Sugarcane farmer and 2014 Nuffield Australia Scholar, Simon Mattsson, says farmers need to move away from simple or no crop rotations, and look to plant diversity for soil health.
Mr Mattsson and his family run a 190-hectare property at Marian, near Mackay, producing sugarcane, soybeans and chickpeas in rotation, utilising a two-metre controlled traffic farming system.
Part of his Nuffield studies focussed on the beneficial and predatory microbial activities that are crucial to sustaining productive soils.

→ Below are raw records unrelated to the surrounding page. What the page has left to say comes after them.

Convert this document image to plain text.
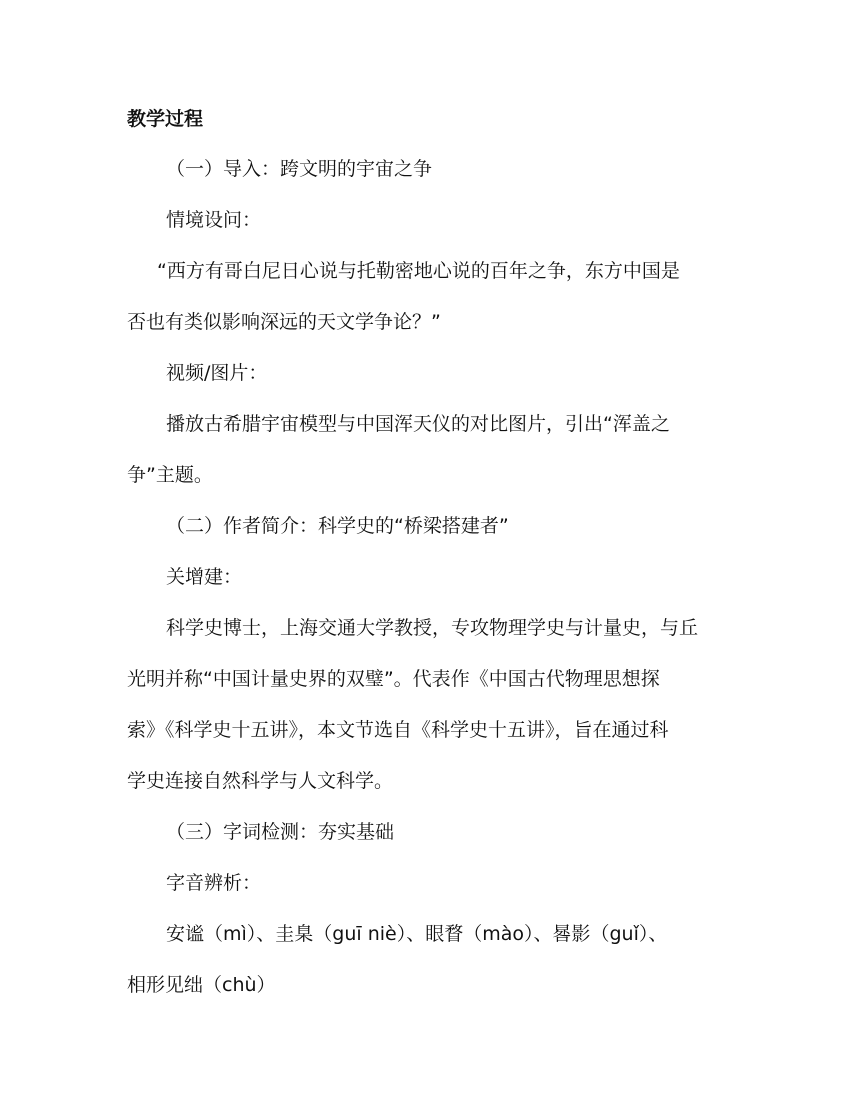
教学过程
（一）导入：跨文明的宇宙之争
情境设问：
“西方有哥白尼日心说与托勒密地心说的百年之争，东方中国是
否也有类似影响深远的天文学争论？”
视频/图片：
播放古希腊宇宙模型与中国浑天仪的对比图片，引出“浑盖之
争”主题。
（二）作者简介：科学史的“桥梁搭建者”
关增建：
科学史博士，上海交通大学教授，专攻物理学史与计量史，与丘
光明并称“中国计量史界的双璧”。代表作《中国古代物理思想探
索》《科学史十五讲》，本文节选自《科学史十五讲》，旨在通过科
学史连接自然科学与人文科学。
（三）字词检测：夯实基础
字音辨析：
安谧（mì）、圭臬（guī niè）、眼瞀（mào）、晷影（guǐ）、
相形见绌（chù）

Cane production at Mackay has suffered a nine per cent decline every five years for the last 20 years, something Mr Mattsson said can be reversed by building soil health through plant diversity and biological activity.
“If you want a range of biology in any agricultural situation, you will need a range of plants, otherwise you’ll limit your biological diversity which limits your farms productive capacity and increases your environmental impact,” Mr Mattsson said.
“One of the main differences between successful farmers and the rest is that they take advantage of the key elements: Sunlight, rainfall, carbon and nitrogen.
“You need to implement a continuous regime of minimum mechanical soil disturbance, maintain permanent organic soil cover and a living root in the soil as well as plant diverse crop species in sequences or associations.”
On-property he has experimented with multi-species intercropping trials to enhance soil biology, planting sunflowers and sugarcane in the same season, and within one metre of each other.